How credit cards help build credit

To understand the role a credit card might play in establishing a solid credit score, you'll need to understand how those scores are calculated. There are five key factors that go into a credit score, each of which carries a specific amount of weight:

  • Payment history (35%), which speaks to your tendency to pay bills on time.
  • Credit utilization ratio (30%), which is the amount of available credit you're using.
  • Length of credit history (15%), which is the number of years you've held your accounts.
  • New credit accounts (10%), which is the number of accounts you apply for close together.
  • Credit mix (10%), which represents the various account types you have.

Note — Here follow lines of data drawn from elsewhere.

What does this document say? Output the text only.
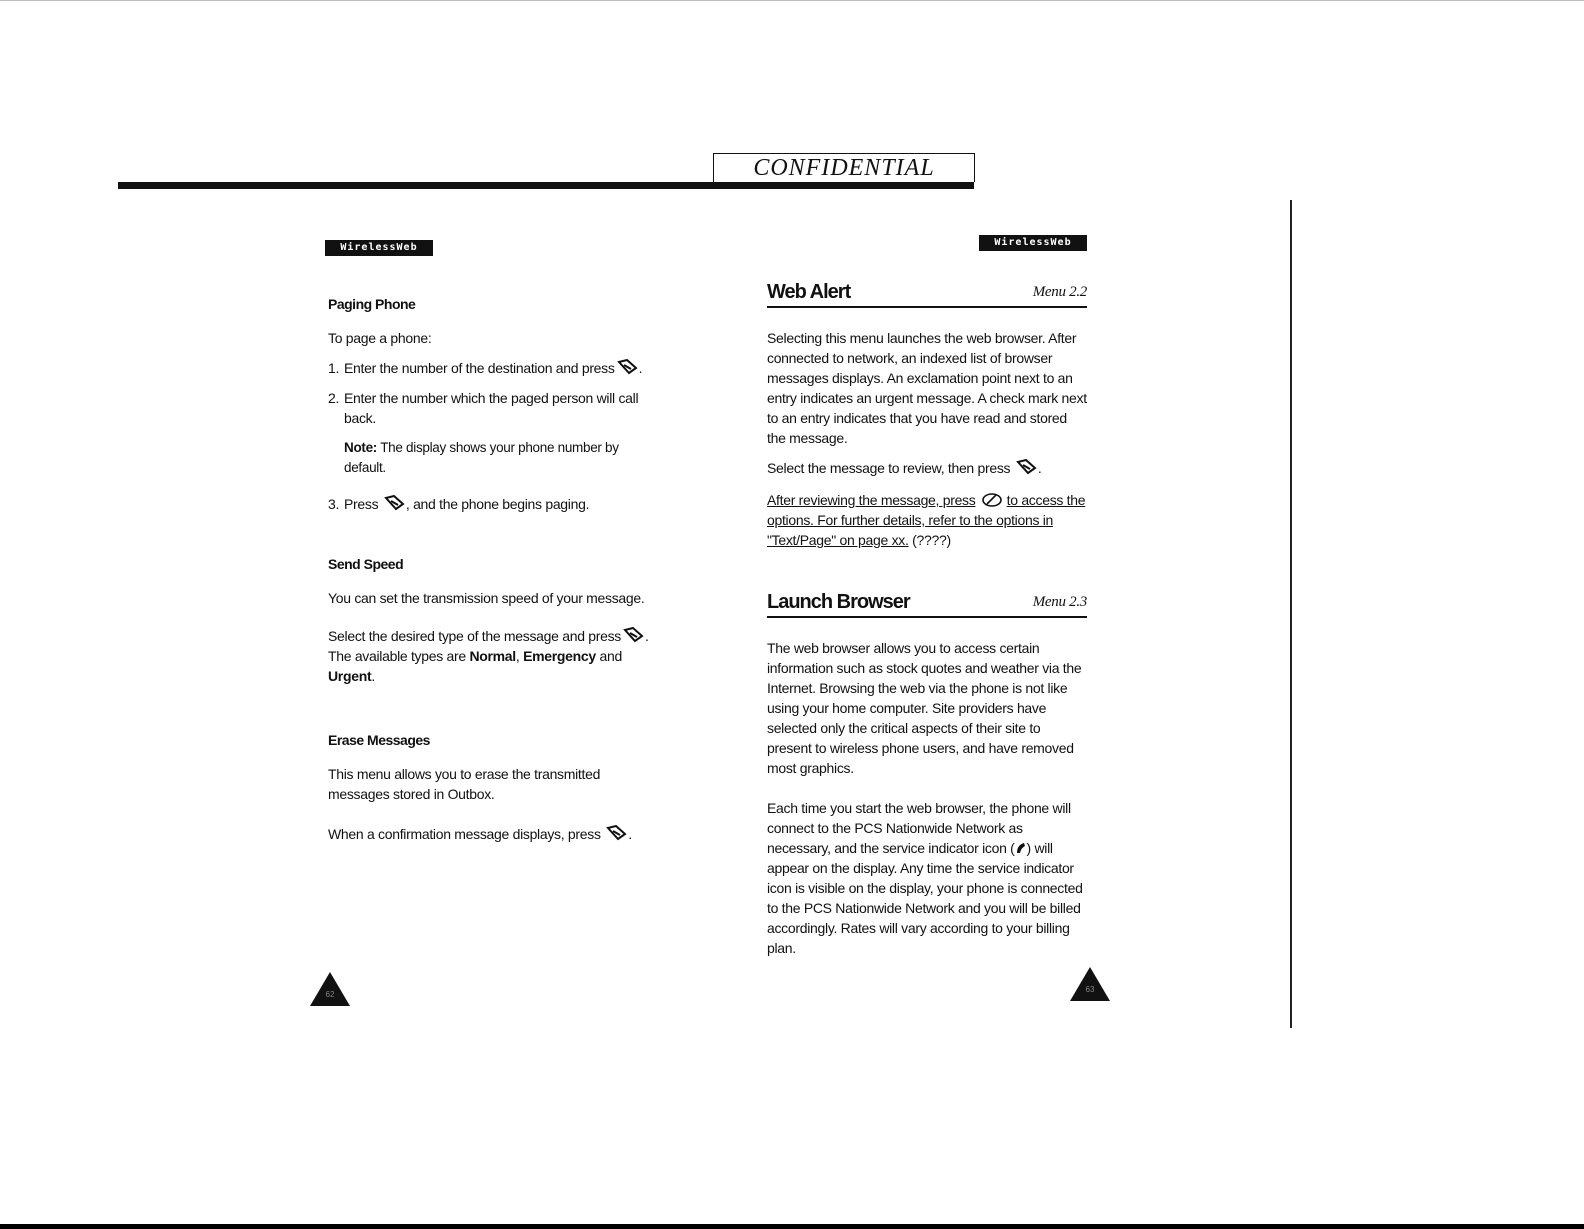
CONFIDENTIAL
WirelessWeb	WirelessWeb
Paging Phone

To page a phone:

1. Enter the number of the destination and press .
2. Enter the number which the paged person will call back.
Note: The display shows your phone number by default.
3. Press , and the phone begins paging.
Send Speed

You can set the transmission speed of your message.

Select the desired type of the message and press . The available types are Normal, Emergency and Urgent.

Erase Messages

This menu allows you to erase the transmitted messages stored in Outbox.

When a confirmation message displays, press .

Web Alert	Menu 2.2

Selecting this menu launches the web browser. After connected to network, an indexed list of browser messages displays. An exclamation point next to an entry indicates an urgent message. A check mark next to an entry indicates that you have read and stored the message.

Select the message to review, then press .

After reviewing the message, press to access the options. For further details, refer to the options in "Text/Page" on page xx. (????)

Launch Browser	Menu 2.3

The web browser allows you to access certain information such as stock quotes and weather via the Internet. Browsing the web via the phone is not like using your home computer. Site providers have selected only the critical aspects of their site to present to wireless phone users, and have removed most graphics.

Each time you start the web browser, the phone will connect to the PCS Nationwide Network as necessary, and the service indicator icon ( ) will appear on the display. Any time the service indicator icon is visible on the display, your phone is connected to the PCS Nationwide Network and you will be billed accordingly. Rates will vary according to your billing plan.

62
63
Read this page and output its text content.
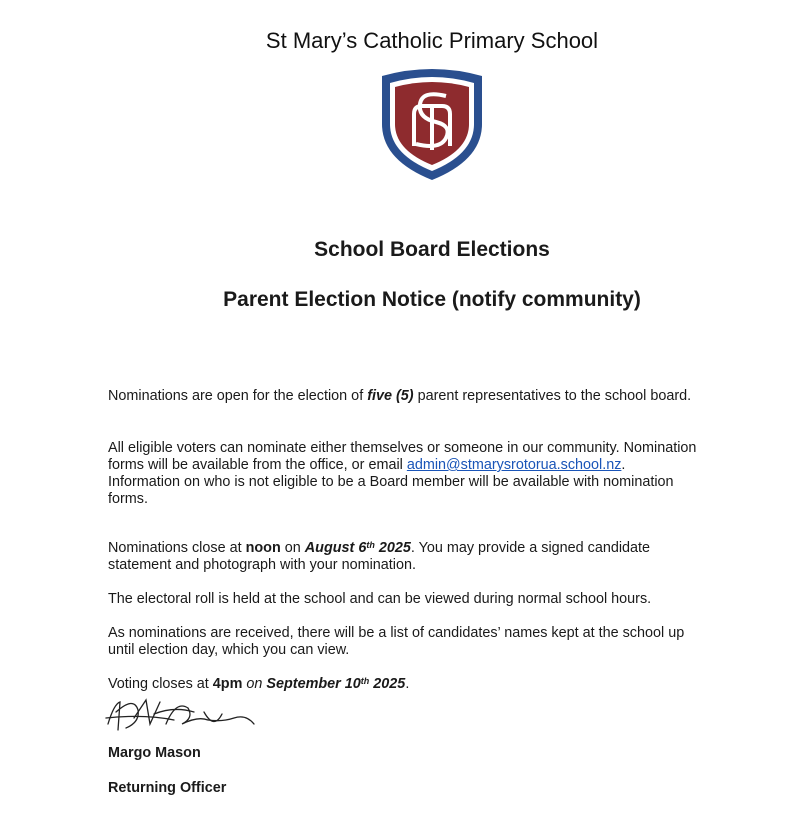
St Mary’s Catholic Primary School
School Board Elections
Parent Election Notice (notify community)
Nominations are open for the election of five (5) parent representatives to the school board.
All eligible voters can nominate either themselves or someone in our community. Nomination forms will be available from the office, or email admin@stmarysrotorua.school.nz. Information on who is not eligible to be a Board member will be available with nomination forms.
Nominations close at noon on August 6th 2025. You may provide a signed candidate statement and photograph with your nomination.
The electoral roll is held at the school and can be viewed during normal school hours.
As nominations are received, there will be a list of candidates’ names kept at the school up until election day, which you can view.
Voting closes at 4pm on September 10th 2025.
Margo Mason
Returning Officer
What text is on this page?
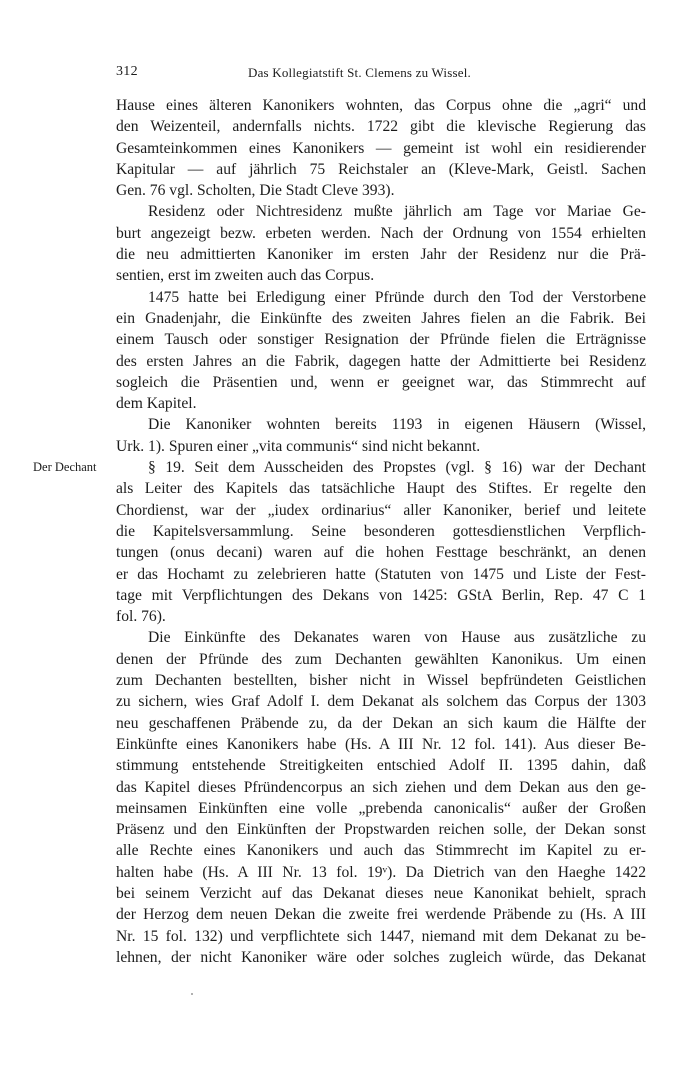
312	Das Kollegiatstift St. Clemens zu Wissel.
Der Dechant
Hause eines älteren Kanonikers wohnten, das Corpus ohne die „agri“ und
den Weizenteil, andernfalls nichts. 1722 gibt die klevische Regierung das
Gesamteinkommen eines Kanonikers — gemeint ist wohl ein residierender
Kapitular — auf jährlich 75 Reichstaler an (Kleve-Mark, Geistl. Sachen
Gen. 76 vgl. Scholten, Die Stadt Cleve 393).
Residenz oder Nichtresidenz mußte jährlich am Tage vor Mariae Ge-
burt angezeigt bezw. erbeten werden. Nach der Ordnung von 1554 erhielten
die neu admittierten Kanoniker im ersten Jahr der Residenz nur die Prä-
sentien, erst im zweiten auch das Corpus.
1475 hatte bei Erledigung einer Pfründe durch den Tod der Verstorbene
ein Gnadenjahr, die Einkünfte des zweiten Jahres fielen an die Fabrik. Bei
einem Tausch oder sonstiger Resignation der Pfründe fielen die Erträgnisse
des ersten Jahres an die Fabrik, dagegen hatte der Admittierte bei Residenz
sogleich die Präsentien und, wenn er geeignet war, das Stimmrecht auf
dem Kapitel.
Die Kanoniker wohnten bereits 1193 in eigenen Häusern (Wissel,
Urk. 1). Spuren einer „vita communis“ sind nicht bekannt.
§ 19. Seit dem Ausscheiden des Propstes (vgl. § 16) war der Dechant
als Leiter des Kapitels das tatsächliche Haupt des Stiftes. Er regelte den
Chordienst, war der „iudex ordinarius“ aller Kanoniker, berief und leitete
die Kapitelsversammlung. Seine besonderen gottesdienstlichen Verpflich-
tungen (onus decani) waren auf die hohen Festtage beschränkt, an denen
er das Hochamt zu zelebrieren hatte (Statuten von 1475 und Liste der Fest-
tage mit Verpflichtungen des Dekans von 1425: GStA Berlin, Rep. 47 C 1
fol. 76).
Die Einkünfte des Dekanates waren von Hause aus zusätzliche zu
denen der Pfründe des zum Dechanten gewählten Kanonikus. Um einen
zum Dechanten bestellten, bisher nicht in Wissel bepfründeten Geistlichen
zu sichern, wies Graf Adolf I. dem Dekanat als solchem das Corpus der 1303
neu geschaffenen Präbende zu, da der Dekan an sich kaum die Hälfte der
Einkünfte eines Kanonikers habe (Hs. A III Nr. 12 fol. 141). Aus dieser Be-
stimmung entstehende Streitigkeiten entschied Adolf II. 1395 dahin, daß
das Kapitel dieses Pfründencorpus an sich ziehen und dem Dekan aus den ge-
meinsamen Einkünften eine volle „prebenda canonicalis“ außer der Großen
Präsenz und den Einkünften der Propstwarden reichen solle, der Dekan sonst
alle Rechte eines Kanonikers und auch das Stimmrecht im Kapitel zu er-
halten habe (Hs. A III Nr. 13 fol. 19ᵛ). Da Dietrich van den Haeghe 1422
bei seinem Verzicht auf das Dekanat dieses neue Kanonikat behielt, sprach
der Herzog dem neuen Dekan die zweite frei werdende Präbende zu (Hs. A III
Nr. 15 fol. 132) und verpflichtete sich 1447, niemand mit dem Dekanat zu be-
lehnen, der nicht Kanoniker wäre oder solches zugleich würde, das Dekanat
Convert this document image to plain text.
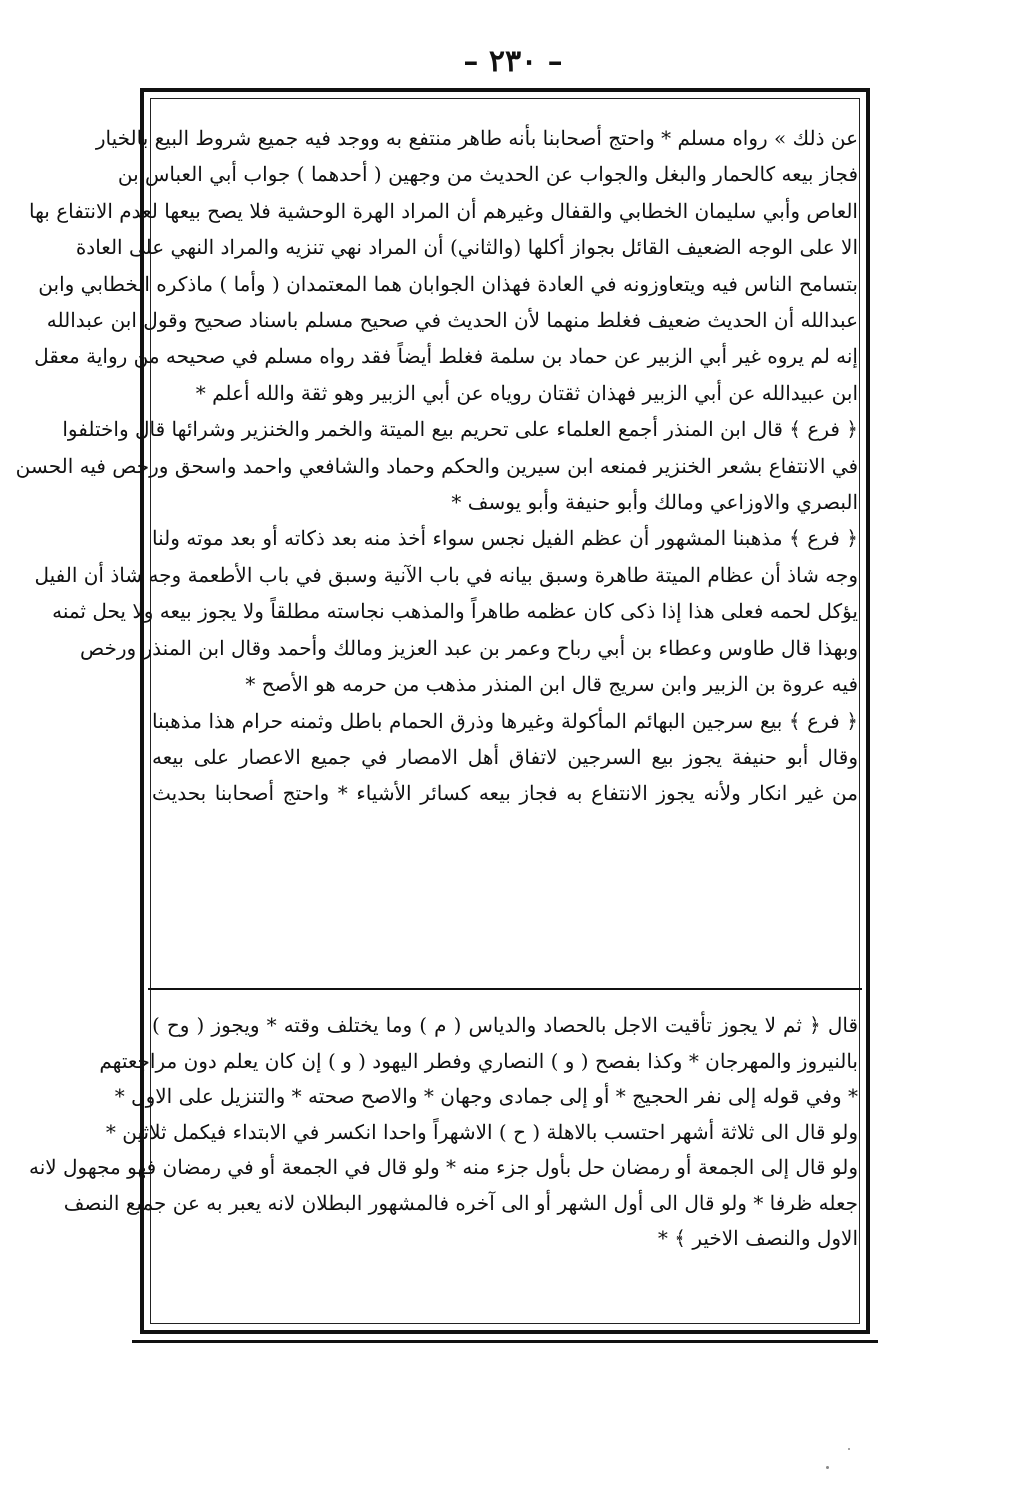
– ٢٣٠ –
عن ذلك » رواه مسلم * واحتج أصحابنا بأنه طاهر منتفع به ووجد فيه جميع شروط البيع بالخيار
فجاز بيعه كالحمار والبغل والجواب عن الحديث من وجهين ( أحدهما ) جواب أبي العباس بن
العاص وأبي سليمان الخطابي والقفال وغيرهم أن المراد الهرة الوحشية فلا يصح بيعها لعدم الانتفاع بها
الا على الوجه الضعيف القائل بجواز أكلها (والثاني) أن المراد نهي تنزيه والمراد النهي على العادة
بتسامح الناس فيه ويتعاوزونه في العادة فهذان الجوابان هما المعتمدان ( وأما ) ماذكره الخطابي وابن
عبدالله أن الحديث ضعيف فغلط منهما لأن الحديث في صحيح مسلم باسناد صحيح وقول ابن عبدالله
إنه لم يروه غير أبي الزبير عن حماد بن سلمة فغلط أيضاً فقد رواه مسلم في صحيحه من رواية معقل
ابن عبيدالله عن أبي الزبير فهذان ثقتان روياه عن أبي الزبير وهو ثقة والله أعلم *
﴿ فرع ﴾ قال ابن المنذر أجمع العلماء على تحريم بيع الميتة والخمر والخنزير وشرائها قال واختلفوا
في الانتفاع بشعر الخنزير فمنعه ابن سيرين والحكم وحماد والشافعي واحمد واسحق ورخص فيه الحسن
البصري والاوزاعي ومالك وأبو حنيفة وأبو يوسف *
﴿ فرع ﴾ مذهبنا المشهور أن عظم الفيل نجس سواء أخذ منه بعد ذكاته أو بعد موته ولنا
وجه شاذ أن عظام الميتة طاهرة وسبق بيانه في باب الآنية وسبق في باب الأطعمة وجه شاذ أن الفيل
يؤكل لحمه فعلى هذا إذا ذكى كان عظمه طاهراً والمذهب نجاسته مطلقاً ولا يجوز بيعه ولا يحل ثمنه
وبهذا قال طاوس وعطاء بن أبي رباح وعمر بن عبد العزيز ومالك وأحمد وقال ابن المنذر ورخص
فيه عروة بن الزبير وابن سريج قال ابن المنذر مذهب من حرمه هو الأصح *
﴿ فرع ﴾ بيع سرجين البهائم المأكولة وغيرها وذرق الحمام باطل وثمنه حرام هذا مذهبنا
وقال أبو حنيفة يجوز بيع السرجين لاتفاق أهل الامصار في جميع الاعصار على بيعه
من غير انكار ولأنه يجوز الانتفاع به فجاز بيعه كسائر الأشياء * واحتج أصحابنا بحديث
قال ﴿ ثم لا يجوز تأقيت الاجل بالحصاد والدياس ( م ) وما يختلف وقته * ويجوز ( وح )
بالنيروز والمهرجان * وكذا بفصح ( و ) النصاري وفطر اليهود ( و ) إن كان يعلم دون مراجعتهم
* وفي قوله إلى نفر الحجيج * أو إلى جمادى وجهان * والاصح صحته * والتنزيل على الاول *
ولو قال الى ثلاثة أشهر احتسب بالاهلة ( ح ) الاشهراً واحدا انكسر في الابتداء فيكمل ثلاثين *
ولو قال إلى الجمعة أو رمضان حل بأول جزء منه * ولو قال في الجمعة أو في رمضان فهو مجهول لانه
جعله ظرفا * ولو قال الى أول الشهر أو الى آخره فالمشهور البطلان لانه يعبر به عن جميع النصف
الاول والنصف الاخير ﴾ *
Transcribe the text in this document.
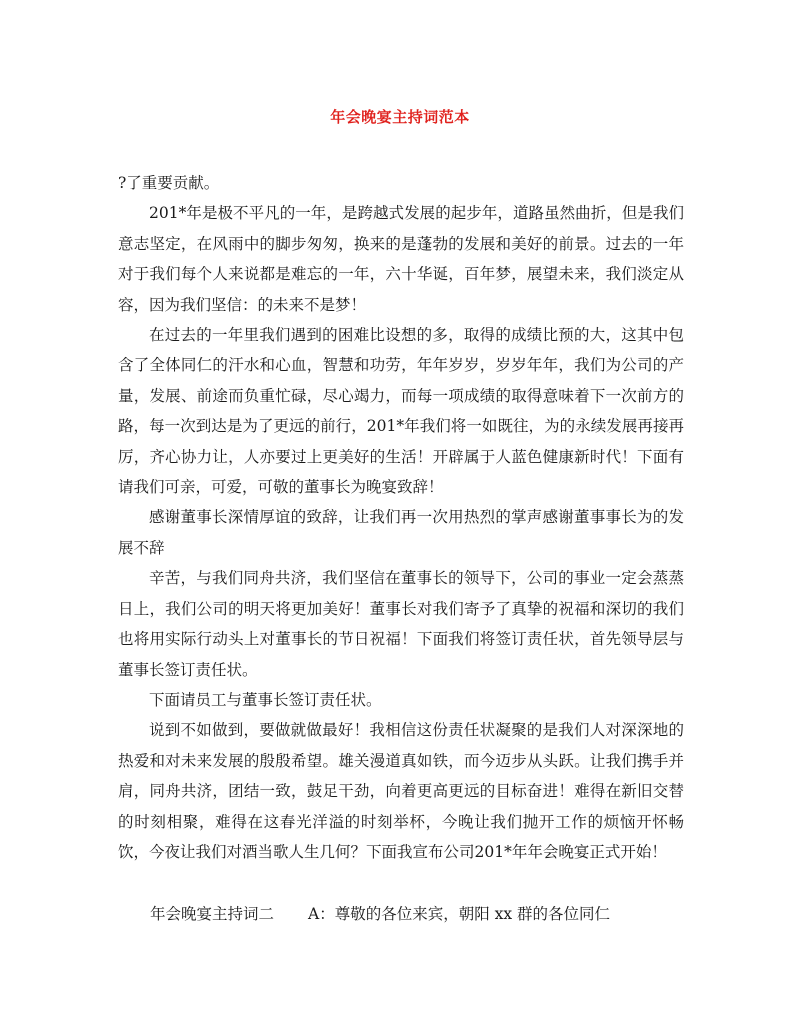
年会晚宴主持词范本

?了重要贡献。

201*年是极不平凡的一年，是跨越式发展的起步年，道路虽然曲折，但是我们意志坚定，在风雨中的脚步匆匆，换来的是蓬勃的发展和美好的前景。过去的一年对于我们每个人来说都是难忘的一年，六十华诞，百年梦，展望未来，我们淡定从容，因为我们坚信：的未来不是梦！

在过去的一年里我们遇到的困难比设想的多，取得的成绩比预的大，这其中包含了全体同仁的汗水和心血，智慧和功劳，年年岁岁，岁岁年年，我们为公司的产量，发展、前途而负重忙碌，尽心竭力，而每一项成绩的取得意味着下一次前方的路，每一次到达是为了更远的前行，201*年我们将一如既往，为的永续发展再接再厉，齐心协力让，人亦要过上更美好的生活！开辟属于人蓝色健康新时代！下面有请我们可亲，可爱，可敬的董事长为晚宴致辞！

感谢董事长深情厚谊的致辞，让我们再一次用热烈的掌声感谢董事事长为的发展不辞

辛苦，与我们同舟共济，我们坚信在董事长的领导下，公司的事业一定会蒸蒸日上，我们公司的明天将更加美好！董事长对我们寄予了真挚的祝福和深切的我们也将用实际行动头上对董事长的节日祝福！下面我们将签订责任状，首先领导层与董事长签订责任状。

下面请员工与董事长签订责任状。

说到不如做到，要做就做最好！我相信这份责任状凝聚的是我们人对深深地的热爱和对未来发展的殷殷希望。雄关漫道真如铁，而今迈步从头跃。让我们携手并肩，同舟共济，团结一致，鼓足干劲，向着更高更远的目标奋进！难得在新旧交替的时刻相聚，难得在这春光洋溢的时刻举杯，今晚让我们抛开工作的烦恼开怀畅饮，今夜让我们对酒当歌人生几何？下面我宣布公司201*年年会晚宴正式开始！

年会晚宴主持词二 A：尊敬的各位来宾，朝阳 xx 群的各位同仁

Of those categories, using a credit card responsibly can help with the first three (which, incidentally, carry the most weight). First, if you make a point never to charge more on a credit card than what you can afford, you'll have no problem paying your bills on time and in full. This will not only help you avoid interest, but boost your payment history.

Furthermore, if you keep your balance at a reasonable level, you'll put your credit utilization ratio in favorable territory. For it to help your score, that number needs to stay at or below 30%. So if you have a card with a $3,000 credit limit but make certain never to charge more than $900 at any point, you'll boost your score or help keep it in good shape.

Finally, the younger you are when you start using a credit card, the longer your credit history will be. And that itself could help your credit score climb.

You need a strong credit score

Now you may be thinking: "Who cares about my credit score? I'll just make sure I never need to borrow money." But while that's a good idea in theory, it's unlikely to work out in practice. Most adults end up needing financing at some point in time or another, whether it's to buy a home, purchase a vehicle, or cover an unplanned expense. And if you don't have decent credit, your options for borrowing will be limited at best.

So if your plan is to avoid opening a credit card for fear of winding up in debt, you should know that there is a better way. Use that card sparingly, and always track your spending on it so your balance doesn't get too high. Better yet, set a monthly spending cap that's well below the limit imposed by your credit card company so that you don't overcharge, and don't mess up your utilization ratio. The fact that so many millennials are avoiding credit card debt is no doubt a good thing -- but know that it is possible to have a credit card without getting into trouble.